Musik, Humor und Plachandern
Viel Applaus erhielt der spontane Auftritt von Rosemarie Zimare, die – außerhalb des offiziellen Programms – das bekannte ostpreußische Gedicht „Ach wie schön ist doch plachandern“ vortrug.
Für ausgelassene Stimmung am Nachmittag sorgten die „Ostpreußen-Brüder“ aus Mecklenburg-Vorpommern, mit Akkordeon begleitet von ihrem „Marjellchen“ Bärbel Stern und einem ganzen Koffer voll guter Laune.

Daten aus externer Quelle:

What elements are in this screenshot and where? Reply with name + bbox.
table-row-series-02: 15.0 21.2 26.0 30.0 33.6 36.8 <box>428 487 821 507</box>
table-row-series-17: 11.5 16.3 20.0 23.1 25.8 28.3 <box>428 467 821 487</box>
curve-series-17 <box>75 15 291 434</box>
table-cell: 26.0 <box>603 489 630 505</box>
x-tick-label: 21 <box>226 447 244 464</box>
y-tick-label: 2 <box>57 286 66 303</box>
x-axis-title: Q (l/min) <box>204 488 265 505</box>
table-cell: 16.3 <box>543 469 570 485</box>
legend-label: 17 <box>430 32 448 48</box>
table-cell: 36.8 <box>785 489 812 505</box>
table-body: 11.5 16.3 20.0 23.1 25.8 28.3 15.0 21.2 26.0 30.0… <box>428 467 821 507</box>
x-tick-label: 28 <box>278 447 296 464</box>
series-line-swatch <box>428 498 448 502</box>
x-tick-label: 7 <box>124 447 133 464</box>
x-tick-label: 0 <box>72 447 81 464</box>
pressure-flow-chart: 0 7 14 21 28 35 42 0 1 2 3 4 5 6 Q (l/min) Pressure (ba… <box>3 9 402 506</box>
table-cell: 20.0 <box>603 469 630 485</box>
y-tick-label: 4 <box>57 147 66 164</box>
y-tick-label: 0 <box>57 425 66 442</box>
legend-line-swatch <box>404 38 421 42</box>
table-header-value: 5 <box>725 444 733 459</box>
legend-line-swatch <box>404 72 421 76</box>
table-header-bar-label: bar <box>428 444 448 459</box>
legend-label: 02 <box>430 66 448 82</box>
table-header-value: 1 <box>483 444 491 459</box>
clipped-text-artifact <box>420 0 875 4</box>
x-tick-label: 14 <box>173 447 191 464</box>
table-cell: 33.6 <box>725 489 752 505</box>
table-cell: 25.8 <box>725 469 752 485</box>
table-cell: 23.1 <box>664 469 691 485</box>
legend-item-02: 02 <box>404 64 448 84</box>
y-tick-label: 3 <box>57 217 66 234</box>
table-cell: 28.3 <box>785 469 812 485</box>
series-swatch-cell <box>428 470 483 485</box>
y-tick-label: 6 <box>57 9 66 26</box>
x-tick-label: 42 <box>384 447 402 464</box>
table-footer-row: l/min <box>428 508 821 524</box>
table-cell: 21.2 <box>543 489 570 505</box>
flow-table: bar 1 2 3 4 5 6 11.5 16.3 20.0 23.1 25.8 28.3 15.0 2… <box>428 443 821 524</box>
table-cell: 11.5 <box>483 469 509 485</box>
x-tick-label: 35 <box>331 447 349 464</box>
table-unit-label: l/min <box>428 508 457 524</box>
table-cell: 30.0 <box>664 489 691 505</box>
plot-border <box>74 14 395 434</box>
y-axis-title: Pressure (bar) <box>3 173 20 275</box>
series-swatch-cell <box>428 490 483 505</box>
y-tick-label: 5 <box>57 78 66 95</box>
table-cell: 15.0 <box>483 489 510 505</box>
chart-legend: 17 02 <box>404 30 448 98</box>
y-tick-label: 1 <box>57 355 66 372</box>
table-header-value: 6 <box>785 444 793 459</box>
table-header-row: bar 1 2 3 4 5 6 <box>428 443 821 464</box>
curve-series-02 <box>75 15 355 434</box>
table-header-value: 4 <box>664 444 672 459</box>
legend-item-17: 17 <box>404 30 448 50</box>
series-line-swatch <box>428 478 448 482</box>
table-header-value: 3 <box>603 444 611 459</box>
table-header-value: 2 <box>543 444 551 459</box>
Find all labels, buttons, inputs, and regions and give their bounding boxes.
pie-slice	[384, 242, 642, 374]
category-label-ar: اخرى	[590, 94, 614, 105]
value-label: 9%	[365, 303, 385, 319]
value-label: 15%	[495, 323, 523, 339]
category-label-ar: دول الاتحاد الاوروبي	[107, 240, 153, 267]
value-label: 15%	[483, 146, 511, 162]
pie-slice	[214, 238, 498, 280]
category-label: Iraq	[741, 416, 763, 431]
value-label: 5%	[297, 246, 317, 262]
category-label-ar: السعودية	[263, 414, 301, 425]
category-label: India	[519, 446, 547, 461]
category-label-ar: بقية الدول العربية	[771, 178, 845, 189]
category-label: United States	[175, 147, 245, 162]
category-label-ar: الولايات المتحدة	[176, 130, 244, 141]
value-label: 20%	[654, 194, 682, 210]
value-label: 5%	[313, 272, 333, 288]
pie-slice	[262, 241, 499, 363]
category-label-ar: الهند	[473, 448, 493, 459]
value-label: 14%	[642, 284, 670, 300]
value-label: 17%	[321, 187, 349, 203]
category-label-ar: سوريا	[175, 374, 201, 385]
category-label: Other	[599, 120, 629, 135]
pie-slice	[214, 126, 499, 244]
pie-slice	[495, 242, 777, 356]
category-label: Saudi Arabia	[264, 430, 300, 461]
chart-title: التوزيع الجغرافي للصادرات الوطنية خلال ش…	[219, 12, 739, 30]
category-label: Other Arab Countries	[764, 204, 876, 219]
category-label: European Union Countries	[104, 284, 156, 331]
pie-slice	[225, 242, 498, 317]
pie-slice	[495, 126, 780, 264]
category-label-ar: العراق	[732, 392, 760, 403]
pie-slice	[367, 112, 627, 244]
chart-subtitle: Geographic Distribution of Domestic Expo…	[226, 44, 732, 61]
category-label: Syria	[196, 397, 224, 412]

Rainer-Joachim Janenz erschien als „Reitbursche Otto Kaluweit aus Trakehnen“, hochgearbeitet zum „1. Deckoffizier vom Hauptgestüt“, während Frank Neumann als „Schrankenwärter Gustav Kaludrichkeit“ auftrat, geboren 1943 in Pillau, mit familiären Wurzeln in Tilsit. In breiter ostpreußischer Mundart schabberten die beiden Gedichte, Witze, Anekdoten, dazwischen Akkordeonklänge und Lieder, bei denen keiner lange stillsitzen konnte. Schnell wurde gelacht, geklatscht und mitgesungen.

Lied „Anne Mämel“
Anschließend folgte der Vortrag des Liedes „Anne Mämel“, komponiert von Charlotte Keyser, einer der bedeutendsten ostpreußischen Heimatdichterinnen. Sie schrieb dieses Gedicht im Ostpreußischen Platt – eine poetische Liebeserklärung an die Memel und die Landschaft ihrer Heimat. Da das Lied in Vergessenheit geraten war und die Musiknoten kaum noch aufzufinden waren, gelang es erst nach intensiver Recherche, das Material für das „Drei-Kreise-Treffen“ wieder aufzuspüren. So war „Anne Mämel“ nun erstmals seit vielen Jahren wieder öffentlich zu hören.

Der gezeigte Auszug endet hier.